Un autre comportement apparaît sur les populations fortement consommatrices. Ces clients ont tendance à effectuer des achats multiples pour un meme événement ; pour être plus fin, il ressort que la probabilité d'acheter des billets supplémentaires est de 26% dans l'heure, 37% dans la journée et 58% dans la semaine qui suit le premier achat. Cette information conduira le service commercial à relancer ce genre de client après le premier achat. Le troisième exemple de profilage porte sur les événements eux-même : la répartition des ventes est sensiblement différente pour une soirée en club (beaucoup de ventes au dernier moment), un concert de Madonna (90% des places vendues dès l'ouverture) et un match de rugby (pic des ventes à l'ouverture, puis dans les deux semaines avant le match). Une stratégie de pricing pourra être menée, afin de maximiser les ventes.

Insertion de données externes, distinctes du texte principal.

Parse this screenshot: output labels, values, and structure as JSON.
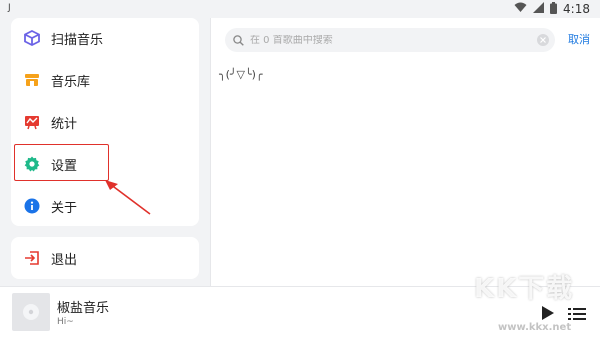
{
  "status": {
    "left_mark": "J",
    "time": "4:18"
  },
  "sidebar": {
    "items": [
      {
        "label": "扫描音乐",
        "icon": "cube-icon",
        "color": "#6b63e6"
      },
      {
        "label": "音乐库",
        "icon": "store-icon",
        "color": "#f6a21a"
      },
      {
        "label": "统计",
        "icon": "chart-board-icon",
        "color": "#e53a30"
      },
      {
        "label": "设置",
        "icon": "gear-icon",
        "color": "#1fb98a"
      },
      {
        "label": "关于",
        "icon": "info-icon",
        "color": "#1a73e8"
      }
    ],
    "logout": {
      "label": "退出",
      "icon": "logout-icon",
      "color": "#e53a30"
    }
  },
  "search": {
    "placeholder": "在 0 首歌曲中搜索",
    "cancel_label": "取消"
  },
  "content": {
    "empty_kaomoji": "╮(╯▽╰)╭"
  },
  "player": {
    "title": "椒盐音乐",
    "subtitle": "Hi~"
  },
  "watermark": {
    "text": "KK下载",
    "url": "www.kkx.net"
  },
  "colors": {
    "accent": "#1f7ae0",
    "highlight": "#e0312b"
  }
}
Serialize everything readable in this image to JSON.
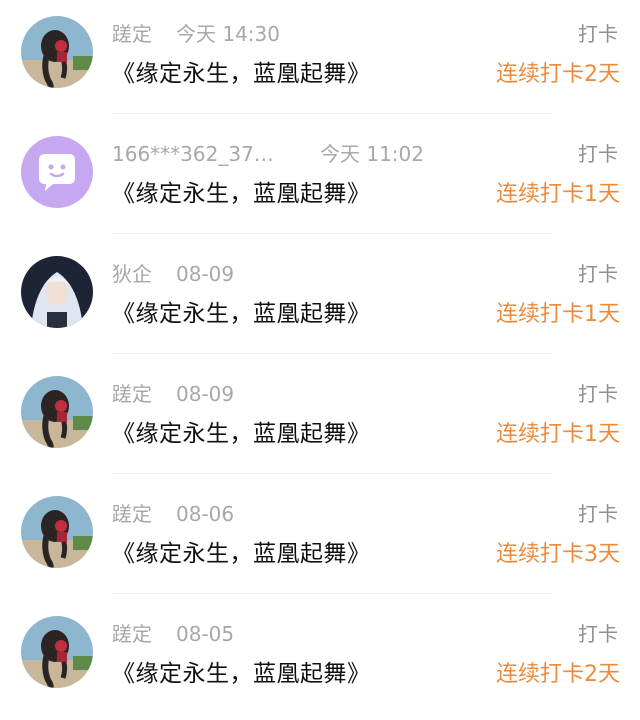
{
  "colors": {
    "accent": "#ee8a3a",
    "meta_text": "#a8a8a8",
    "title_text": "#111111",
    "chat_avatar_bg": "#c6a8f1"
  },
  "items": [
    {
      "avatar": "girl-braid",
      "name": "蹉定",
      "time": "今天 14:30",
      "action": "打卡",
      "title": "《缘定永生，蓝凰起舞》",
      "streak": "连续打卡2天"
    },
    {
      "avatar": "chat-bubble",
      "name": "166***362_37…",
      "time": "今天 11:02",
      "action": "打卡",
      "title": "《缘定永生，蓝凰起舞》",
      "streak": "连续打卡1天"
    },
    {
      "avatar": "white-hair-character",
      "name": "狄企",
      "time": "08-09",
      "action": "打卡",
      "title": "《缘定永生，蓝凰起舞》",
      "streak": "连续打卡1天"
    },
    {
      "avatar": "girl-braid",
      "name": "蹉定",
      "time": "08-09",
      "action": "打卡",
      "title": "《缘定永生，蓝凰起舞》",
      "streak": "连续打卡1天"
    },
    {
      "avatar": "girl-braid",
      "name": "蹉定",
      "time": "08-06",
      "action": "打卡",
      "title": "《缘定永生，蓝凰起舞》",
      "streak": "连续打卡3天"
    },
    {
      "avatar": "girl-braid",
      "name": "蹉定",
      "time": "08-05",
      "action": "打卡",
      "title": "《缘定永生，蓝凰起舞》",
      "streak": "连续打卡2天"
    }
  ]
}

Cet exemple met en avant un cas simple de data-mining, sans algorithme de segmentation complexe, et sans aucun équipement spécifique. On pourra bien évidemment mener ces recherches de comportements types de clients et de
typologie d'événements bien plus loin.

Peu de décideurs ont conscience de ce qu'il est possible de faire avec des outils numériques efficaces. Ces analyses sont d'habitude l'apanage des grands groupes, pouvant dégager les ressources nécessaires.

Mais ca, c'était avant. Si la révolution numérique qu'on nous sert à grandes louches depuis quelques mois peut, au moins, servir à attirer l'attention sur les méthodes numériques issues de la data science, alors elle aura au moins servi à rendre les PME plus efficaces.